When rumor dispelling sites are opened in this fandom, there is always a “now that you know the ‘truth’, please don’t support X” agenda.
Let’s say the sites don’t have such a motive. They’re just trying to spread the wealth of information to the best of their ability. Information of any kind, even inaccurate information is in a sense valuable to all fans. The reality is, anything ever posted is as good as the truth. That is until there is dispute, discrepancy is discussed, and corrections are re-posted. But the damage has already been done, that twinkle of truth has already gained belief in the minds of fans. The new corrected information then fights for it’s title as the truth. The battles usually ends where the new, more accurate information gains a good amount of fan support. But even then, if the “new” truth doesn’t fit a fan’s bias, its value can be diminished–despite that fan accepting it as the truth.

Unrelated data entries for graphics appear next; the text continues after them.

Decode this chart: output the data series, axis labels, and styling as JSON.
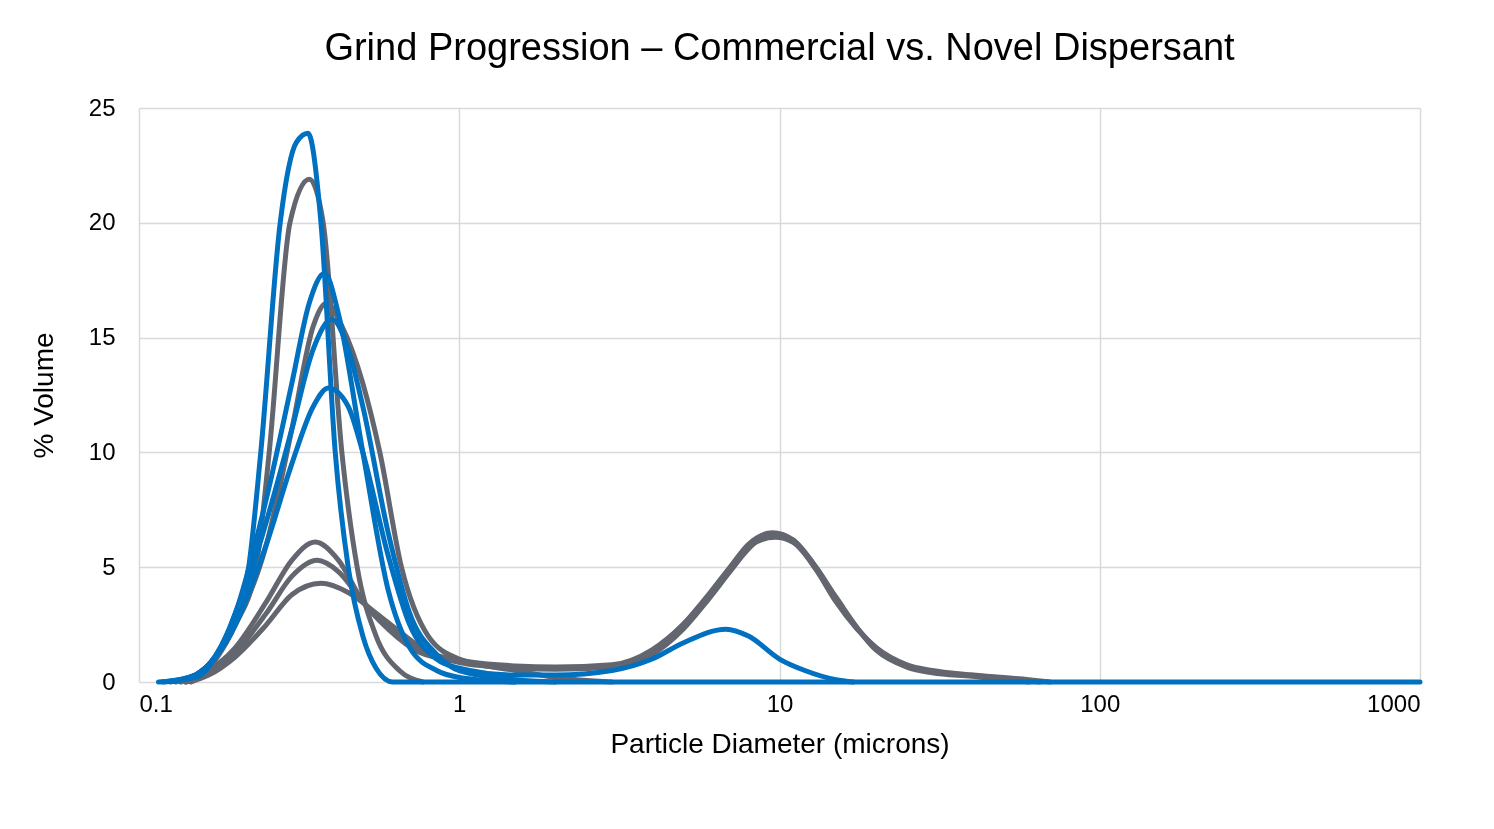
{
  "chart_data": {
    "type": "line",
    "title": "Grind Progression – Commercial vs. Novel Dispersant",
    "xlabel": "Particle Diameter (microns)",
    "ylabel": "% Volume",
    "log": "x",
    "xlim": [
      0.1,
      1000
    ],
    "xticks": [
      0.1,
      1,
      10,
      100,
      1000
    ],
    "ylim": [
      0,
      25
    ],
    "yticks": [
      0,
      5,
      10,
      15,
      20,
      25
    ],
    "grid": true,
    "legend": false,
    "line_style": "solid",
    "marker": "none",
    "series": [
      {
        "color": "#63666f",
        "x": [
          0.13,
          0.15,
          0.2,
          0.232,
          0.255,
          0.296,
          0.34,
          0.376,
          0.43,
          0.48,
          0.55,
          0.65,
          0.77
        ],
        "values": [
          0,
          0.3,
          2.5,
          5,
          10,
          20,
          21.9,
          20,
          10,
          5,
          2,
          0.5,
          0
        ]
      },
      {
        "color": "#63666f",
        "x": [
          0.14,
          0.16,
          0.2,
          0.25,
          0.3,
          0.35,
          0.385,
          0.43,
          0.5,
          0.565,
          0.66,
          0.8,
          1,
          1.5,
          2,
          3
        ],
        "values": [
          0,
          0.4,
          2.5,
          6,
          11,
          15.5,
          16.5,
          15.5,
          13,
          10,
          5,
          2,
          1,
          0.5,
          0.2,
          0
        ]
      },
      {
        "color": "#63666f",
        "x": [
          0.135,
          0.155,
          0.2,
          0.25,
          0.3,
          0.355,
          0.42,
          0.5,
          0.6,
          0.75,
          1,
          1.5,
          2,
          3,
          4,
          5,
          6,
          7,
          8,
          9.5,
          11,
          13,
          15,
          20,
          25,
          30,
          40,
          60,
          70
        ],
        "values": [
          0,
          0.3,
          1.5,
          3.5,
          5.3,
          6.1,
          5.3,
          3.5,
          2.3,
          1.3,
          0.9,
          0.65,
          0.6,
          0.7,
          1.3,
          2.5,
          3.8,
          5,
          6,
          6.5,
          6.2,
          5,
          3.6,
          1.5,
          0.7,
          0.45,
          0.3,
          0.1,
          0
        ]
      },
      {
        "color": "#63666f",
        "x": [
          0.14,
          0.16,
          0.2,
          0.25,
          0.3,
          0.36,
          0.42,
          0.5,
          0.6,
          0.75,
          1,
          1.5,
          2,
          3,
          4,
          5,
          6,
          7,
          8,
          9.3,
          11,
          13,
          15,
          20,
          25,
          30,
          40,
          55,
          65
        ],
        "values": [
          0,
          0.3,
          1.3,
          3,
          4.6,
          5.3,
          4.8,
          3.5,
          2.4,
          1.4,
          0.85,
          0.6,
          0.55,
          0.65,
          1.2,
          2.3,
          3.6,
          4.8,
          5.8,
          6.4,
          6.1,
          4.9,
          3.5,
          1.5,
          0.75,
          0.5,
          0.3,
          0.1,
          0
        ]
      },
      {
        "color": "#63666f",
        "x": [
          0.145,
          0.165,
          0.2,
          0.25,
          0.3,
          0.37,
          0.45,
          0.55,
          0.65,
          0.8,
          1,
          1.5,
          2,
          3,
          4,
          5,
          6,
          7,
          8,
          9.7,
          11,
          13,
          15,
          20,
          25,
          30,
          40,
          50,
          60
        ],
        "values": [
          0,
          0.3,
          1.1,
          2.5,
          3.8,
          4.3,
          3.9,
          3,
          2.2,
          1.3,
          0.95,
          0.7,
          0.65,
          0.75,
          1.4,
          2.5,
          3.7,
          4.9,
          5.9,
          6.3,
          6.1,
          5,
          3.7,
          1.4,
          0.65,
          0.4,
          0.25,
          0.1,
          0
        ]
      },
      {
        "color": "#0070c0",
        "x": [
          0.125,
          0.15,
          0.2,
          0.25,
          0.3,
          0.35,
          0.39,
          0.45,
          0.5,
          0.6,
          0.7,
          0.85,
          1,
          1.5,
          2,
          3,
          4,
          5,
          6.8,
          8,
          10,
          12,
          15,
          17
        ],
        "values": [
          0,
          0.3,
          2.5,
          6,
          9.5,
          12,
          12.8,
          12,
          10,
          5.5,
          2.5,
          1,
          0.6,
          0.3,
          0.3,
          0.5,
          1,
          1.7,
          2.3,
          2,
          1,
          0.5,
          0.1,
          0
        ]
      },
      {
        "color": "#0070c0",
        "x": [
          0.12,
          0.15,
          0.2,
          0.25,
          0.3,
          0.35,
          0.4,
          0.45,
          0.5,
          0.6,
          0.7,
          0.85,
          1,
          1.5,
          2
        ],
        "values": [
          0,
          0.3,
          2.8,
          7,
          11,
          14.5,
          15.8,
          14.5,
          12,
          6.5,
          3,
          1.2,
          0.5,
          0.1,
          0
        ]
      },
      {
        "color": "#0070c0",
        "x": [
          0.118,
          0.15,
          0.2,
          0.25,
          0.3,
          0.34,
          0.38,
          0.42,
          0.5,
          0.6,
          0.7,
          0.85,
          1,
          1.5
        ],
        "values": [
          0,
          0.3,
          3,
          8,
          13,
          16.5,
          17.8,
          16,
          10,
          4,
          1.5,
          0.5,
          0.2,
          0
        ]
      },
      {
        "color": "#0070c0",
        "x": [
          0.115,
          0.15,
          0.18,
          0.2,
          0.22,
          0.24,
          0.276,
          0.31,
          0.337,
          0.37,
          0.41,
          0.45,
          0.5,
          0.55,
          0.62,
          1000
        ],
        "values": [
          0,
          0.2,
          1.5,
          3,
          5,
          10,
          20,
          23.5,
          23.9,
          20,
          10,
          5,
          2,
          0.6,
          0,
          0
        ]
      }
    ]
  }
}
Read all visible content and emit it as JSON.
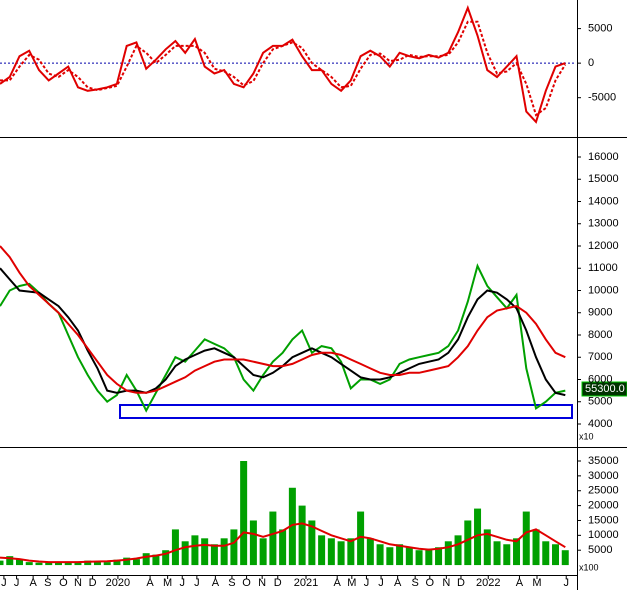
{
  "chart_data": [
    {
      "type": "line",
      "xlim": [
        0,
        59
      ],
      "ylim": [
        -10400,
        8850
      ],
      "yticks": [
        5000,
        0,
        -5000
      ],
      "zero_line": true,
      "series": [
        {
          "color": "#e00000",
          "style": "solid",
          "values": [
            -3000,
            -2000,
            1000,
            1800,
            -1000,
            -2500,
            -1500,
            -500,
            -3500,
            -4000,
            -3800,
            -3500,
            -3000,
            2500,
            3000,
            -800,
            500,
            2000,
            3200,
            1500,
            3500,
            -500,
            -1500,
            -1000,
            -3000,
            -3500,
            -1500,
            1500,
            2500,
            2500,
            3400,
            1000,
            -1000,
            -1000,
            -3000,
            -4000,
            -2500,
            1000,
            1800,
            1000,
            -500,
            1500,
            1000,
            700,
            1200,
            800,
            1500,
            4500,
            8000,
            4000,
            -1000,
            -2000,
            -500,
            1000,
            -7000,
            -8500,
            -4000,
            -500,
            0
          ]
        },
        {
          "color": "#e00000",
          "style": "dashed",
          "values": [
            -2500,
            -2500,
            -500,
            1200,
            500,
            -1500,
            -2000,
            -1000,
            -2000,
            -3500,
            -3900,
            -3600,
            -3300,
            -500,
            2500,
            1500,
            0,
            1200,
            2500,
            2500,
            2500,
            1500,
            -800,
            -1200,
            -2000,
            -3200,
            -2600,
            0,
            2000,
            2500,
            3000,
            2200,
            0,
            -1000,
            -2000,
            -3500,
            -3300,
            -800,
            1200,
            1400,
            300,
            500,
            1200,
            900,
            1000,
            1000,
            1200,
            3000,
            6000,
            6000,
            1500,
            -1500,
            -1200,
            0,
            -3000,
            -7500,
            -6500,
            -2500,
            -200
          ]
        }
      ]
    },
    {
      "type": "line",
      "xlim": [
        0,
        59
      ],
      "ylim": [
        3056,
        16764
      ],
      "yticks": [
        4000,
        5000,
        6000,
        7000,
        8000,
        9000,
        10000,
        11000,
        12000,
        13000,
        14000,
        15000,
        16000
      ],
      "unit_label": "x10",
      "last_price_label": "55300.0",
      "series": [
        {
          "color": "#00a000",
          "style": "solid",
          "values": [
            9300,
            10000,
            10200,
            10300,
            9900,
            9400,
            9000,
            8000,
            7000,
            6200,
            5500,
            5000,
            5300,
            6200,
            5500,
            4600,
            5400,
            6200,
            7000,
            6800,
            7300,
            7800,
            7600,
            7400,
            7000,
            6000,
            5500,
            6200,
            6800,
            7200,
            7800,
            8200,
            7200,
            7500,
            7400,
            6800,
            5600,
            6000,
            6000,
            5800,
            6000,
            6700,
            6900,
            7000,
            7100,
            7200,
            7500,
            8200,
            9500,
            11100,
            10200,
            9700,
            9200,
            9800,
            6500,
            4700,
            5000,
            5400,
            5500
          ]
        },
        {
          "color": "#000000",
          "style": "solid",
          "values": [
            11000,
            10500,
            10000,
            9950,
            9900,
            9600,
            9300,
            8800,
            8200,
            7300,
            6500,
            5500,
            5400,
            5500,
            5500,
            5400,
            5600,
            6000,
            6600,
            6900,
            7100,
            7300,
            7400,
            7200,
            7000,
            6600,
            6200,
            6100,
            6300,
            6600,
            7000,
            7200,
            7400,
            7200,
            7000,
            6700,
            6400,
            6100,
            6000,
            6000,
            6100,
            6300,
            6500,
            6700,
            6800,
            6900,
            7200,
            7800,
            8800,
            9600,
            10000,
            9900,
            9600,
            9200,
            8200,
            7000,
            6000,
            5400,
            5300
          ]
        },
        {
          "color": "#e00000",
          "style": "solid",
          "values": [
            12000,
            11500,
            10800,
            10200,
            9800,
            9400,
            9000,
            8500,
            8000,
            7400,
            6800,
            6200,
            5800,
            5500,
            5400,
            5400,
            5500,
            5700,
            5900,
            6100,
            6400,
            6600,
            6800,
            6900,
            6900,
            6900,
            6800,
            6700,
            6600,
            6600,
            6700,
            6900,
            7100,
            7200,
            7200,
            7100,
            6900,
            6700,
            6500,
            6300,
            6200,
            6200,
            6300,
            6300,
            6400,
            6500,
            6600,
            7000,
            7500,
            8200,
            8800,
            9100,
            9200,
            9300,
            9000,
            8500,
            7800,
            7200,
            7000
          ]
        }
      ]
    },
    {
      "type": "bar",
      "xlim": [
        0,
        59
      ],
      "ylim": [
        -3000,
        38700
      ],
      "yticks": [
        5000,
        10000,
        15000,
        20000,
        25000,
        30000,
        35000
      ],
      "unit_label": "x100",
      "xticks": [
        {
          "value": 0.4,
          "label": "J"
        },
        {
          "value": 1.7,
          "label": "J"
        },
        {
          "value": 3.4,
          "label": "A"
        },
        {
          "value": 4.9,
          "label": "S"
        },
        {
          "value": 6.5,
          "label": "O"
        },
        {
          "value": 8.0,
          "label": "N"
        },
        {
          "value": 9.5,
          "label": "D"
        },
        {
          "value": 12.1,
          "label": "2020"
        },
        {
          "value": 15.4,
          "label": "A"
        },
        {
          "value": 17.2,
          "label": "M"
        },
        {
          "value": 18.7,
          "label": "J"
        },
        {
          "value": 20.2,
          "label": "J"
        },
        {
          "value": 22.1,
          "label": "A"
        },
        {
          "value": 23.8,
          "label": "S"
        },
        {
          "value": 25.3,
          "label": "O"
        },
        {
          "value": 26.9,
          "label": "N"
        },
        {
          "value": 28.5,
          "label": "D"
        },
        {
          "value": 31.4,
          "label": "2021"
        },
        {
          "value": 34.6,
          "label": "A"
        },
        {
          "value": 36.1,
          "label": "M"
        },
        {
          "value": 37.6,
          "label": "J"
        },
        {
          "value": 39.1,
          "label": "J"
        },
        {
          "value": 40.8,
          "label": "A"
        },
        {
          "value": 42.6,
          "label": "S"
        },
        {
          "value": 44.1,
          "label": "O"
        },
        {
          "value": 45.8,
          "label": "N"
        },
        {
          "value": 47.3,
          "label": "D"
        },
        {
          "value": 50.1,
          "label": "2022"
        },
        {
          "value": 53.3,
          "label": "A"
        },
        {
          "value": 55.1,
          "label": "M"
        },
        {
          "value": 58.1,
          "label": "J"
        }
      ],
      "series": [
        {
          "color": "#00a000",
          "values": [
            1500,
            3000,
            2000,
            1000,
            800,
            1200,
            1000,
            900,
            1000,
            1500,
            1200,
            1000,
            1800,
            2500,
            2000,
            4000,
            3500,
            5000,
            12000,
            8000,
            10000,
            9000,
            7000,
            9000,
            12000,
            35000,
            15000,
            9000,
            18000,
            12000,
            26000,
            20000,
            15000,
            10000,
            9000,
            8000,
            9000,
            18000,
            9000,
            7000,
            6000,
            7000,
            6000,
            5000,
            5500,
            6000,
            8000,
            10000,
            15000,
            19000,
            12000,
            8000,
            7000,
            9000,
            18000,
            12000,
            8000,
            7000,
            5000
          ]
        },
        {
          "color": "#e00000",
          "values": [
            2500,
            2300,
            2000,
            1500,
            1200,
            1000,
            1000,
            1000,
            1000,
            1100,
            1200,
            1300,
            1500,
            1800,
            2200,
            2800,
            3200,
            3800,
            5000,
            6000,
            6500,
            6800,
            6500,
            6500,
            7500,
            11000,
            10500,
            9500,
            10500,
            11500,
            13500,
            14000,
            13000,
            11500,
            10000,
            9000,
            8000,
            9500,
            9000,
            8000,
            7000,
            6500,
            6000,
            5500,
            5200,
            5500,
            6000,
            7000,
            8500,
            10000,
            10500,
            9500,
            8500,
            8000,
            11000,
            12000,
            10000,
            8000,
            6000
          ]
        }
      ]
    }
  ]
}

With that said, rumor dispelling sites present information to enlighten fans. But who are these sites really targeting? Let’s use the example that it’s a site that wants to clear up rumors about Homin. The traffic of fans going there are firstly going to be fans of Homin, who then might pass on the site to others and it’ll reach the fandom as a whole. The site may have wanted to reach anti-fans and prove to them the actual truth. However, the site manages to mostly preach to the choir. After visiting the site both sides believe even more that they are right: the Homin fans see evidence even clearer now and the non-homin fans see how false the evidence is, even more spurred by anger at such a site for existing. Both sides walk away, nothing has changed them and perhaps they are standing even further apart than they were before.
These sites may not reach their target audience (anti-fans) but they do revitalize fervor for the side they do support. The revitalization results with comments from fans stating how thankful they are for the evidence that reaffirms their beliefs. But here is where comments from fans interfere (or perhaps even fulfill) what the site had intended.
Let’s use a JYJ site as the example this time. Some fans will feel the need to use the information at the site as justification for why they can’t support Homin—instead of justification for why they support JYJ. The tragic reasoning here will lead to comments about how they don’t understand why other fans still support Homin. In return, Homin fans will barely be able to absorb what they read at the site. They’ll instead focus on defending Homin and defending why they support Homin. More discussion ensues, spiraling away from whatever rumor or proof was presented in the first place. The extreme JYJ fans will read the defensive comments as deliberate ignorance of information that obviously make supporting JYJ the right thing to do. The fans supporting Homin will read comments as aggressive sabotaging of Homin and their fans. All sides no longer even discussing the information but instead getting at the deeper rift of fandom as a whole.
Perhaps that was the point of the site all along. Or perhaps the site really did want to just share objective information for the fans to decide themselves. However, the latter is near impossible when the site is purely dedicated to one side. Being dedicated to only one side doesn’t mean information posted necessarily bashes the other side but the site doesn’t need to do that, fan comments will do it.
I wonder if we can ever go back to a fandom where fans aren’t preoccupied with dissuading other fans.